El guardarropía, donde dejamos la mochila, estaba muy tranquilo, así que supuse que, gracias al calor veraniego, la mayoría traería puestos sus modelos de gala desde casa; no como ocurría en invierno, cuando el guardarropa de los teatros se convertía en un enorme vestidor en el que hombres y mujeres cambian sus rudos ropajes de diario por ligeros vestidos y calzados de fiesta. Hasta medias vi ponerse en algunos vestíbulos. Entre acto y acto, buscamos el bar. Había varios, uno en cada planta. No era cosa de andar de un lado para otro porque las colas que se estaban formando en todos eran monumentales, nos apalancamos en el que nos correspondía, el de la planta baja, que además era el mejor, y esperamos turno. No nos privamos de nada: pescados ahumados, caviar y champán. Y eso multiplicado por tres, que la obra era La Traviata (cuatro actos) y no fallamos ni un descanso.

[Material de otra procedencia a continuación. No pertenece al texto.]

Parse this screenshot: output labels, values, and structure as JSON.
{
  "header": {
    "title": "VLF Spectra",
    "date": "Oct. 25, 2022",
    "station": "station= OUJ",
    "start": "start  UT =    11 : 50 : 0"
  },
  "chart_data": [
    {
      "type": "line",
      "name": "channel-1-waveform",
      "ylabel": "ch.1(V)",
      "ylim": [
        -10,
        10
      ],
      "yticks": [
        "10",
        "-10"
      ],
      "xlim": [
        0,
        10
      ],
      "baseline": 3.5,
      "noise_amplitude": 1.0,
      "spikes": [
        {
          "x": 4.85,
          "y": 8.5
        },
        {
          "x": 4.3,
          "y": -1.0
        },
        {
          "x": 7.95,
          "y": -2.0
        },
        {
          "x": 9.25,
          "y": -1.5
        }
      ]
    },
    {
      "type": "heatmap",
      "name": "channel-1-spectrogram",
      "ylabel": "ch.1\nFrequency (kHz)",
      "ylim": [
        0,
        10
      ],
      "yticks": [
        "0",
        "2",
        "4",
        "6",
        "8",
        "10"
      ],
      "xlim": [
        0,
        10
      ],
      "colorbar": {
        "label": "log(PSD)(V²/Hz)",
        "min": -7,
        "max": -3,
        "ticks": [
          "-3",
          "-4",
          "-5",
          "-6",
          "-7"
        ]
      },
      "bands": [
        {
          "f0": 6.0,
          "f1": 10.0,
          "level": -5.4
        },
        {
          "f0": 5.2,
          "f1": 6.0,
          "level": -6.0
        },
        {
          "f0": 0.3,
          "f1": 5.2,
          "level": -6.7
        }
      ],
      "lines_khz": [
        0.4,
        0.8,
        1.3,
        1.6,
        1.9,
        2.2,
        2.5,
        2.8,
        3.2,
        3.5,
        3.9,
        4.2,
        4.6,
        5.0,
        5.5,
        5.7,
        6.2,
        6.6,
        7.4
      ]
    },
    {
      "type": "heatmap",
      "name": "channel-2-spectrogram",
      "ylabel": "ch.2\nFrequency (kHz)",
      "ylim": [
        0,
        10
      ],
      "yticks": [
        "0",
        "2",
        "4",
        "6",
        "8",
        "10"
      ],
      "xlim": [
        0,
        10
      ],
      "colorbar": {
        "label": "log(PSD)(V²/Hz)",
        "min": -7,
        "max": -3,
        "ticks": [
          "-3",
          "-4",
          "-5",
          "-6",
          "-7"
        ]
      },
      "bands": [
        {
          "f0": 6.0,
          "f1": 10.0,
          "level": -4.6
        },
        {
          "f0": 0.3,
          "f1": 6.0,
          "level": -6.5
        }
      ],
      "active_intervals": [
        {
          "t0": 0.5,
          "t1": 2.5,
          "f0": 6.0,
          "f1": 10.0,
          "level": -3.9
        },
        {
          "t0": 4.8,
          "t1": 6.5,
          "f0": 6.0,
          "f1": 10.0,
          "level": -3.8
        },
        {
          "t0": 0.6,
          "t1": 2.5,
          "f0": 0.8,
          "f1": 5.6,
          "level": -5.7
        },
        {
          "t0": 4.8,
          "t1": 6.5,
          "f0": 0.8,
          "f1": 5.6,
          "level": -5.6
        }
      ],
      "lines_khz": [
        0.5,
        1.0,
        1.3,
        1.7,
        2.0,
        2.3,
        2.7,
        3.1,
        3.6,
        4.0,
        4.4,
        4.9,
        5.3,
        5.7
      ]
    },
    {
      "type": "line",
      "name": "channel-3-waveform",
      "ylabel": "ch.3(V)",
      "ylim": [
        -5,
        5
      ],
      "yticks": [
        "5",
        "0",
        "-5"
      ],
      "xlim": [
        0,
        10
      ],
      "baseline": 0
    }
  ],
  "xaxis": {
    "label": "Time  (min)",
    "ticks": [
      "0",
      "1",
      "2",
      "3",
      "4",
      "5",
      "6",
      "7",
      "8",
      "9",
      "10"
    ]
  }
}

Estábamos en el último acto, volvíamos a casa. Me embargaba una extraña sensación, como si aquello que tenía frente a mí, y todo cuanto había contemplado, fuera un falso decorado que desaparecería una vez le diéramos la espalda. Tal vez se trataba simplemente de una mera asociación de ideas, al fin y al cabo, Potiomkin no era sólo el nombre del acorazado inmortalizado por Eisenstein en los años veinte, así se llamaba también el genio que al saber que la Catalina la Grande visitaría la región del Dnieper, para que su soberana y amante no conociera la miseria del país que regía, construyó primorosas aldeas allí por donde la zarina iba a pasar, y ordenó a los habitantes que se engalanaran para la ocasión y aparentaran ser felices y laboriosos. Tal vez no. Hubiera dado cualquier cosa por saber cómo fijar todo lo vivido, por impedir que se convirtiera en pasado.

Con el ánimo un tanto apesadumbrado, nos despedimos del mar. Las cúpulas plateadas de la Iglesia de Pantelejmonovska nos esperaban con la misma indiferencia que nos habían recibido por la mañana frente a la estación, hubiéramos merecido una estampa de despedida más alegre para nuestra última noche.